Mix with soil and add more moisture and more nutrients. This creates a “greeting party” as microbes from the IMO3 interact with microbes in your own soil. Here, we create familiarity so as to allow microbes to thrive in a collaborative environment that matches the soil precisely. You’re introducing all the biology from where you grow your plants when you mix it in the IMO from the forest. They fight their wars, make love, and reproduce a generation every 30 seconds. Thousands of generations.

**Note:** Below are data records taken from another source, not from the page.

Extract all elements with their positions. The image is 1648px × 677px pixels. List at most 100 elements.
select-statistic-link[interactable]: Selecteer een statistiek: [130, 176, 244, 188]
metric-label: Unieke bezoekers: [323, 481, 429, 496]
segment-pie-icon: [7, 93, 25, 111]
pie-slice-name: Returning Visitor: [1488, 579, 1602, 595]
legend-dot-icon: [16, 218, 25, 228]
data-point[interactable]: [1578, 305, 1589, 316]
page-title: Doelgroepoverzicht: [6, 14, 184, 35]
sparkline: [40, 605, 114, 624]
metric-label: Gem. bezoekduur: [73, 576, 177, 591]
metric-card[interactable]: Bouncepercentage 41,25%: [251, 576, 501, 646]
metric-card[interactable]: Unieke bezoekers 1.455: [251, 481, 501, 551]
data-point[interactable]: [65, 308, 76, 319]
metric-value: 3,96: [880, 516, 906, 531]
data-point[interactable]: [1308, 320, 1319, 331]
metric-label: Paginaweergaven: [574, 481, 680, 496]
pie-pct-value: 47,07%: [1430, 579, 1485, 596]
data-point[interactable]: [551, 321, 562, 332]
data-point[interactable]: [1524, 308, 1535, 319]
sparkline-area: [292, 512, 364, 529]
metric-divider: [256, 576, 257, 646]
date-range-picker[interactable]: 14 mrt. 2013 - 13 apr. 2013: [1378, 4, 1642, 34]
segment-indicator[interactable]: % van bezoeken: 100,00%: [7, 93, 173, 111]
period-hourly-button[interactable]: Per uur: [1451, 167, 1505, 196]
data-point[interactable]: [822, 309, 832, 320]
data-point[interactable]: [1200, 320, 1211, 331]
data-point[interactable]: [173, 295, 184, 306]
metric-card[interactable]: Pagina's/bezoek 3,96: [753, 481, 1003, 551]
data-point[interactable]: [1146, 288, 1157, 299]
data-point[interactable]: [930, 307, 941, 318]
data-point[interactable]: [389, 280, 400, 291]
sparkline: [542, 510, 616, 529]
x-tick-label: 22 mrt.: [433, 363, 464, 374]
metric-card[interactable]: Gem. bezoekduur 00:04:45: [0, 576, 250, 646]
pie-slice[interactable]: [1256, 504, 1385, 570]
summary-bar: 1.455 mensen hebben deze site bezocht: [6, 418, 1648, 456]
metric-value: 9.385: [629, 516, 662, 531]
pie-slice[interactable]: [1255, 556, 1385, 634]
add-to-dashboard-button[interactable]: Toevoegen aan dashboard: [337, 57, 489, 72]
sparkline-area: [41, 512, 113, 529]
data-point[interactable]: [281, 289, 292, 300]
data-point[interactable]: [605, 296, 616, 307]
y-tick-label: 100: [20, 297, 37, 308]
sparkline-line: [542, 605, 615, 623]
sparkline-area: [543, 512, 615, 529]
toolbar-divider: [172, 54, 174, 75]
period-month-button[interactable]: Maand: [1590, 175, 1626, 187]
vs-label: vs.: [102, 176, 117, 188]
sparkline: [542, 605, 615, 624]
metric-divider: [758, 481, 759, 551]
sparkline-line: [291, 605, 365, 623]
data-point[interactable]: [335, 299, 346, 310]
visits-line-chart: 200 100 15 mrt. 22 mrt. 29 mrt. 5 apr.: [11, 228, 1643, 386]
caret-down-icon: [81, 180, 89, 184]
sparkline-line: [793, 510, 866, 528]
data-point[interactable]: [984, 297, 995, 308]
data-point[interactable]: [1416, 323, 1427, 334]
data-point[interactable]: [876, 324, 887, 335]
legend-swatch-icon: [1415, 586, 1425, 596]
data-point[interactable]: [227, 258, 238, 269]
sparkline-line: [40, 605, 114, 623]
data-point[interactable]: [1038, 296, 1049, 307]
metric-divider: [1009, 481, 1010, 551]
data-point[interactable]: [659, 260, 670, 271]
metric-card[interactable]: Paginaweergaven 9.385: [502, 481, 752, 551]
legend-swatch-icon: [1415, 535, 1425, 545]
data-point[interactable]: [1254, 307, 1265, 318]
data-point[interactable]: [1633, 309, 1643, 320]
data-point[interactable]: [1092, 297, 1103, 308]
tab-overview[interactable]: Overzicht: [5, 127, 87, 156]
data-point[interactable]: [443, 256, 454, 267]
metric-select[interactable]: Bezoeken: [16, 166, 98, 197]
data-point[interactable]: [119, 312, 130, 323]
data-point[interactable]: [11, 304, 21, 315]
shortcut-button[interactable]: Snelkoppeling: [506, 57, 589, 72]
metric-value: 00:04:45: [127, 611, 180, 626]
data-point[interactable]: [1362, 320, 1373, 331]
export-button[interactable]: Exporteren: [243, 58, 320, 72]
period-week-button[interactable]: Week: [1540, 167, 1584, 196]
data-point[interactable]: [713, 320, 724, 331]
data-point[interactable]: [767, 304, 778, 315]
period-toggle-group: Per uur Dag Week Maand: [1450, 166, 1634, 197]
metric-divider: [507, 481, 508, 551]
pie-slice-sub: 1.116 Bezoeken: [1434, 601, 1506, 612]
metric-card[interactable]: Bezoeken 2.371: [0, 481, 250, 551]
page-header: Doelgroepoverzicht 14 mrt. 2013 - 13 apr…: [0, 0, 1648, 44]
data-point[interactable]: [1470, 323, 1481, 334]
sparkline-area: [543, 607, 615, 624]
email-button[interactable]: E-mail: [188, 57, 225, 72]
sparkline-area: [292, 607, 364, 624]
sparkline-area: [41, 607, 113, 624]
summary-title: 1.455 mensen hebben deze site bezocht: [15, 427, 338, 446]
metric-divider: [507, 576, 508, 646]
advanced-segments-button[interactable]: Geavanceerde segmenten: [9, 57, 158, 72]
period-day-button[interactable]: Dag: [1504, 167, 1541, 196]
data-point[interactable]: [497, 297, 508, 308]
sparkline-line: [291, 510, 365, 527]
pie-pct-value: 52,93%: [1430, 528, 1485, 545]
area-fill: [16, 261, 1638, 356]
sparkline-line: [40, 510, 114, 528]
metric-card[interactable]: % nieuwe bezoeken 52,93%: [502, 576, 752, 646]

Here, the intention is to create stability beforehand, and thereby reduce stress on the environment during grow, collecting thousands of strains of microorganisms.

IMO4.

Once this is dried up and finished, and all the moisture has been used, we are left with a pile of spores. Dust a small amount, then broadcast over the soil and the cannabis plant sends out the correct exudate (sugars or acids) to select the needed IMO and therefore draw the nutrients they need. The plant is in control and selects for exact strain of microorganism, what they want to keep alive, or sets of microorganisms, all living complex interactions with each other, or the other set for nutrient needs. We are literally bringing the skin of the earth back to what it used to be.

All the other nutrients come from waste products, fish guts, bones, and shells from animals, and create own their solutions, farming microbes, which farm our plants, which then regulate the entire ecosystem of above ground plants.

Although this information comes from Korea these practices have been in use but all over the planet. In Celtic traditions, “A Book of Evasions” mentions a technique of farming that turned rocks into soil. Fungus does that. Korean natural farming utilizes the interaction of biology and farming with a human hand in putting it all together.

In recent years and centuries we have coated the planet in heavy metals, making indigenous systems, which do not have the energy to break down these toxic intruders, die. A technology of the earth that heals the skin of the planet, this exponential solution reproduces, not in a linear fashion, but with the potential to undo human interventions accumulated over hundreds of years.

One spore turns into trillions, and the soil is reborn.